Shipping & Logistics

Lufthansa Cargo sues Nairobi company over damaged goods

Lufthansa crew is welcomed at the Jomo Kenyatta International Airport in Nairobi. FILE PHOTO | NMG
Lufthansa crew is welcomed at the Jomo Kenyatta International Airport in Nairobi. FILE PHOTO | NMG  

German freight firm Lufthansa Cargo Aktiengesellschaft has sued Nairobi-based Transglobal Cargo Centre Limited for damage to consignments caused by floods between 2011 and 2012 that saw it pay claims lodged by its customers.

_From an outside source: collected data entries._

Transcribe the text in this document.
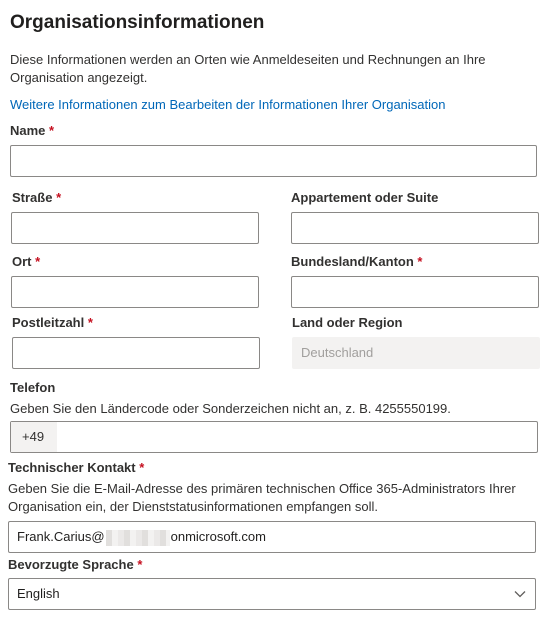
Organisationsinformationen
Diese Informationen werden an Orten wie Anmeldeseiten und Rechnungen an Ihre Organisation angezeigt.
Weitere Informationen zum Bearbeiten der Informationen Ihrer Organisation
Name *
Straße *	Appartement oder Suite
Ort *	Bundesland/Kanton *
Postleitzahl *	Land oder Region
Deutschland
Telefon
Geben Sie den Ländercode oder Sonderzeichen nicht an, z. B. 4255550199.
+49
Technischer Kontakt *
Geben Sie die E-Mail-Adresse des primären technischen Office 365-Administrators Ihrer Organisation ein, der Dienststatusinformationen empfangen soll.
Frank.Carius@	onmicrosoft.com
Bevorzugte Sprache *
English
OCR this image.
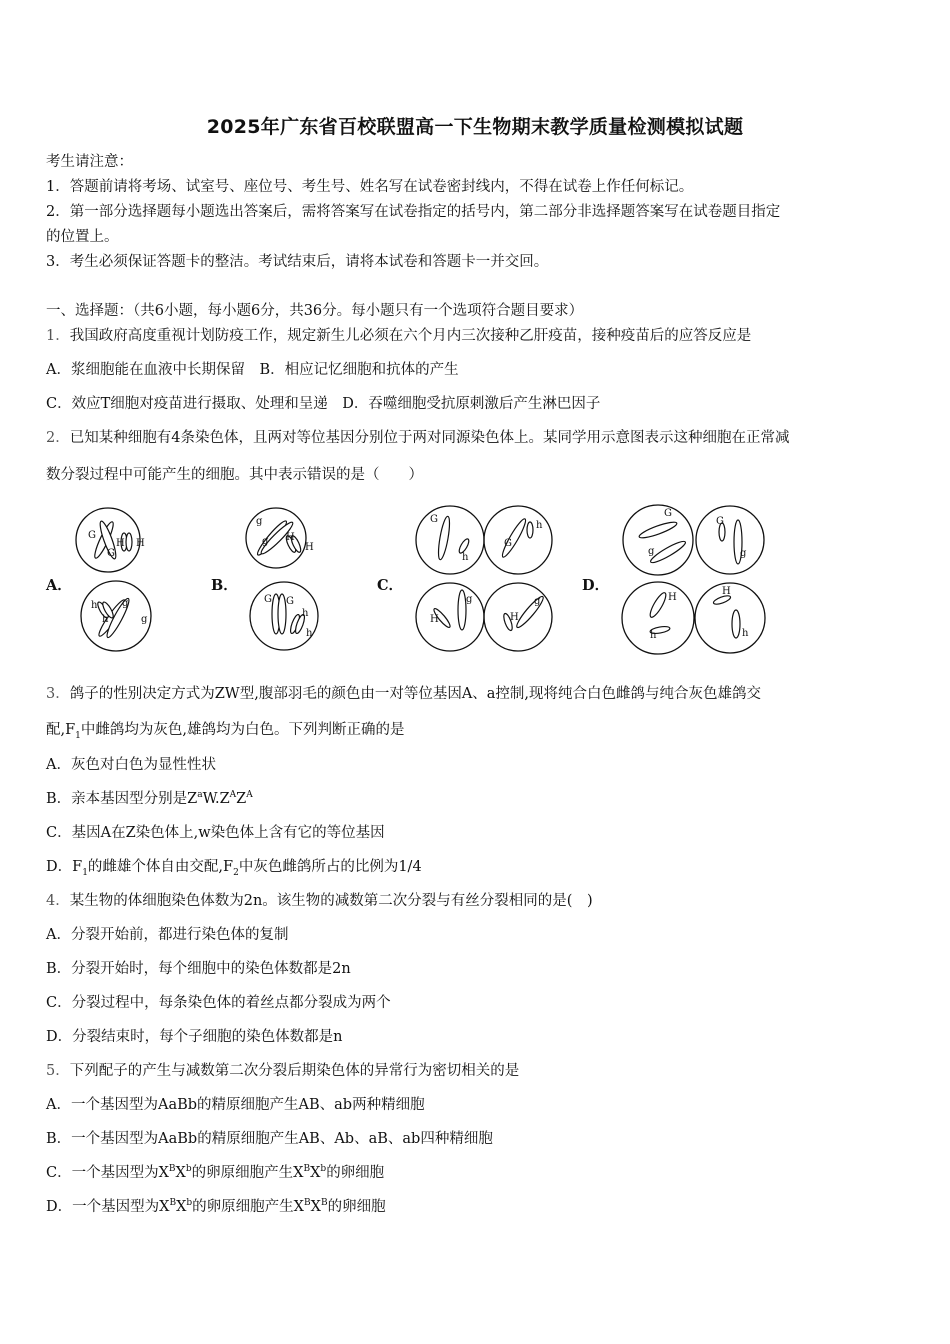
2025年广东省百校联盟高一下生物期末教学质量检测模拟试题
考生请注意：
1．答题前请将考场、试室号、座位号、考生号、姓名写在试卷密封线内，不得在试卷上作任何标记。
2．第一部分选择题每小题选出答案后，需将答案写在试卷指定的括号内，第二部分非选择题答案写在试卷题目指定
的位置上。
3．考生必须保证答题卡的整洁。考试结束后，请将本试卷和答题卡一并交回。
一、选择题：（共6小题，每小题6分，共36分。每小题只有一个选项符合题目要求）
1．我国政府高度重视计划防疫工作，规定新生儿必须在六个月内三次接种乙肝疫苗，接种疫苗后的应答反应是
A．浆细胞能在血液中长期保留　B．相应记忆细胞和抗体的产生
C．效应T细胞对疫苗进行摄取、处理和呈递　D．吞噬细胞受抗原刺激后产生淋巴因子
2．已知某种细胞有4条染色体，且两对等位基因分别位于两对同源染色体上。某同学用示意图表示这种细胞在正常减
数分裂过程中可能产生的细胞。其中表示错误的是（　　）
A．	B．	C．	D．
G
G
H H
h
h
g
g
g
g H
H
G G
h
h
G
h
G
h
H
g
H
g
G
g
G
g
H
h
H
h
3．鸽子的性别决定方式为ZW型,腹部羽毛的颜色由一对等位基因A、a控制,现将纯合白色雌鸽与纯合灰色雄鸽交
配$,F_1$中雌鸽均为灰色,雄鸽均为白色。下列判断正确的是
A．灰色对白色为显性性状
B．亲本基因型分别是$Z^aW.Z^AZ^A$
C．基因A在Z染色体上,w染色体上含有它的等位基因
D．$F_1$的雌雄个体自由交配$,F_2$中灰色雌鸽所占的比例为1/4
4．某生物的体细胞染色体数为2n。该生物的减数第二次分裂与有丝分裂相同的是(　)
A．分裂开始前，都进行染色体的复制
B．分裂开始时，每个细胞中的染色体数都是2n
C．分裂过程中，每条染色体的着丝点都分裂成为两个
D．分裂结束时，每个子细胞的染色体数都是n
5．下列配子的产生与减数第二次分裂后期染色体的异常行为密切相关的是
A．一个基因型为AaBb的精原细胞产生AB、ab两种精细胞
B．一个基因型为AaBb的精原细胞产生AB、Ab、aB、ab四种精细胞
C．一个基因型为$X^BX^b$的卵原细胞产生$X^BX^b$的卵细胞
D．一个基因型为$X^BX^b$的卵原细胞产生$X^BX^B$的卵细胞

Lufthansa claims that the Jomo Kenyatta International Airport-based Transglobal Cargo Centre (TCC) was negligent in ensuring that its warehouses were up to standard, which led to the damage of goods through three flooding incidents within 14 months.

The German firm adds that it was forced to pay claims totaling $141,937 (Sh14.6 million) to Multichoice Kenya, Surgipharm Limited, Nakoda & Matsumara Law Offices and Prestamarine for damaged goods.

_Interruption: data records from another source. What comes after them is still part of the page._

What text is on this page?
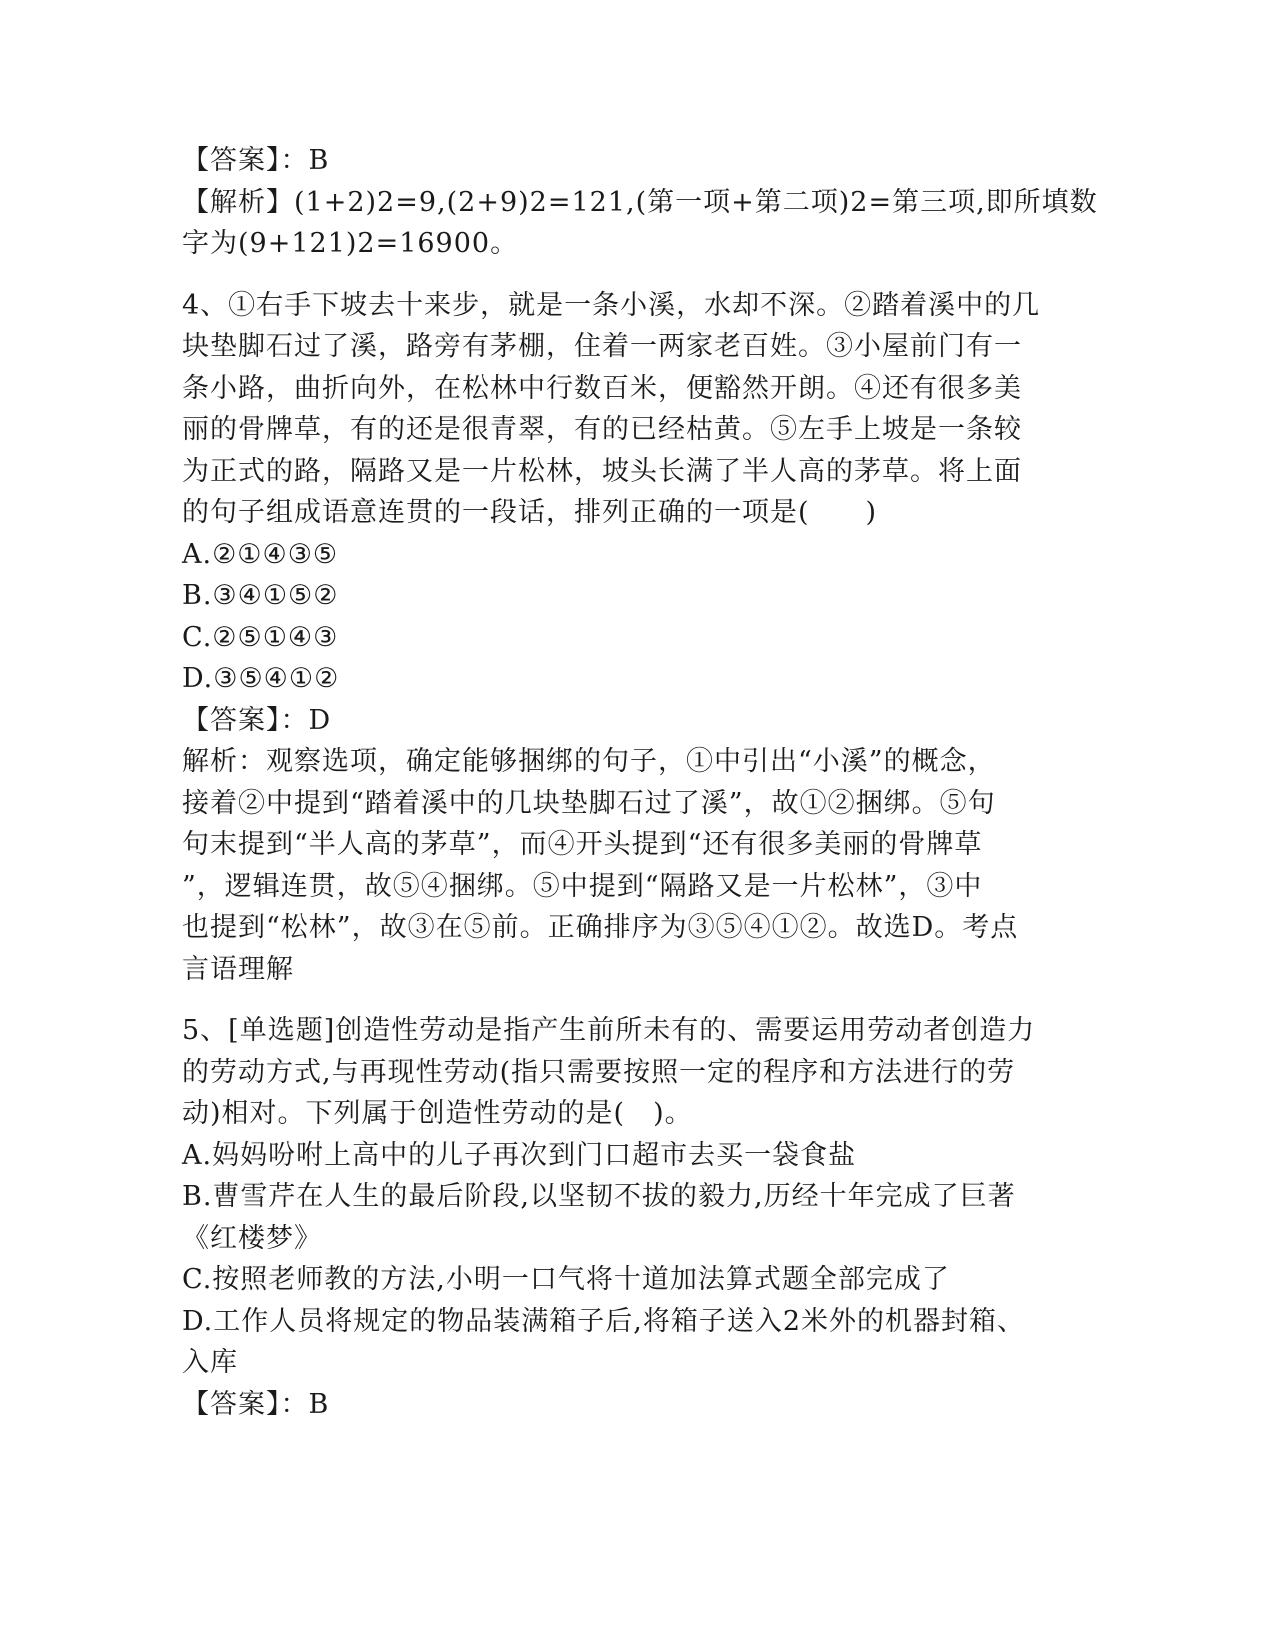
【答案】：B
【解析】(1+2)2=9,(2+9)2=121,(第一项+第二项)2=第三项,即所填数
字为(9+121)2=16900。
4、①右手下坡去十来步，就是一条小溪，水却不深。②踏着溪中的几
块垫脚石过了溪，路旁有茅棚，住着一两家老百姓。③小屋前门有一
条小路，曲折向外，在松林中行数百米，便豁然开朗。④还有很多美
丽的骨牌草，有的还是很青翠，有的已经枯黄。⑤左手上坡是一条较
为正式的路，隔路又是一片松林，坡头长满了半人高的茅草。将上面
的句子组成语意连贯的一段话，排列正确的一项是(　　)
A.②①④③⑤
B.③④①⑤②
C.②⑤①④③
D.③⑤④①②
【答案】：D
解析：观察选项，确定能够捆绑的句子，①中引出“小溪”的概念，
接着②中提到“踏着溪中的几块垫脚石过了溪”，故①②捆绑。⑤句
句末提到“半人高的茅草”，而④开头提到“还有很多美丽的骨牌草
”，逻辑连贯，故⑤④捆绑。⑤中提到“隔路又是一片松林”，③中
也提到“松林”，故③在⑤前。正确排序为③⑤④①②。故选D。考点
言语理解
5、[单选题]创造性劳动是指产生前所未有的、需要运用劳动者创造力
的劳动方式,与再现性劳动(指只需要按照一定的程序和方法进行的劳
动)相对。下列属于创造性劳动的是(　)。
A.妈妈吩咐上高中的儿子再次到门口超市去买一袋食盐
B.曹雪芹在人生的最后阶段,以坚韧不拔的毅力,历经十年完成了巨著
《红楼梦》
C.按照老师教的方法,小明一口气将十道加法算式题全部完成了
D.工作人员将规定的物品装满箱子后,将箱子送入2米外的机器封箱、
入库
【答案】：B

The TCC however denies that it stored Lufthansa’s consignments in a warehouse known to be susceptible to flooding, and has told the German firm to prove otherwise.

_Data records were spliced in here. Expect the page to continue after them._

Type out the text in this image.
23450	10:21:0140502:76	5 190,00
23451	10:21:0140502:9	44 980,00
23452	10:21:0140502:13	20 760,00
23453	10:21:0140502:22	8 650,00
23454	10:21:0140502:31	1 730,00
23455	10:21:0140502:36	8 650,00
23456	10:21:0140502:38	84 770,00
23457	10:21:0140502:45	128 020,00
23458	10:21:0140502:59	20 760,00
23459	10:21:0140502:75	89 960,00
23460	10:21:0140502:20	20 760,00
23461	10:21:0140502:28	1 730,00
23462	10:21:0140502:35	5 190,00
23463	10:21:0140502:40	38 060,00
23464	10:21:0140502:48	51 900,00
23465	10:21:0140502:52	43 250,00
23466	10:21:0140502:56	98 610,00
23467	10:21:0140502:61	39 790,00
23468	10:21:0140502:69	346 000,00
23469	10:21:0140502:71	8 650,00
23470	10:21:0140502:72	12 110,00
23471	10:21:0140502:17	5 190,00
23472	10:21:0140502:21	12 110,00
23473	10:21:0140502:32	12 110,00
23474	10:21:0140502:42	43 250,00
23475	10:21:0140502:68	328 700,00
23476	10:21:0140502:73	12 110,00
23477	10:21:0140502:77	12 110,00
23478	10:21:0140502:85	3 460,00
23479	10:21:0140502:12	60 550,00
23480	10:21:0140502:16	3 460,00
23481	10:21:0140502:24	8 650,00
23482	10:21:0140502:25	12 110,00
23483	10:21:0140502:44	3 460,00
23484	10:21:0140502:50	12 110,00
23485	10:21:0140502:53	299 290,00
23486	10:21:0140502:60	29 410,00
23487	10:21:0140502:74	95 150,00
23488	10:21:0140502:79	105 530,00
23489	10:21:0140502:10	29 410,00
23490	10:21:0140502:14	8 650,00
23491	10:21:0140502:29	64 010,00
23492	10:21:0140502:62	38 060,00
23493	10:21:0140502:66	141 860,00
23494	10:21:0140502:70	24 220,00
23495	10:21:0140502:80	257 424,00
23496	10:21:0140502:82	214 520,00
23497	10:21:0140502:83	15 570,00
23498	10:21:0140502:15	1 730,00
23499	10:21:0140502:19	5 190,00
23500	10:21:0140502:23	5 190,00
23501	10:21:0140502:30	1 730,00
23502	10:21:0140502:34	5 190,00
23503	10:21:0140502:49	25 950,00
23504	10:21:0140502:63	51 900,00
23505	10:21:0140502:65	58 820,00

The TCC adds that it cannot be condemned to refund Lufthansa as the flooding incidents were unforeseen and beyond its control.

“Lufthansa avers that the TCC acted negligently with regard to the manner of storing Lufthansa’s consignment and failing to prevent flooding of the TCC’s premises, thereby causing Lufthansa to suffer loss and damage,” the German freight firm says.

“As a result of the flooding of the warehouse, Lufthansa’s consignments were severely damaged and were then assessed by professional assessors to have been irreversibly damaged. Consequently, the consignees submitted claims against Lufthansa for damage of their goods. This led to Lufthansa having to incur costs to ameliorate the damage and meet its customers’ claims,” Lufthansa adds.

The German firm holds that the TCC did not have safe systems to ensure that cargo would be safe in any circumstances. It further holds that the poor drainage around the warehouses was something within the TCC’s control.

Lufthansa’s consignments had been stored at the TCC as they were awaiting clearance before being delivered to the various consignees.

The German firm’s cargo handling supervisor says inspection of the warehouses in 2012 revealed that water levels rose to at least one metre inside the buildings.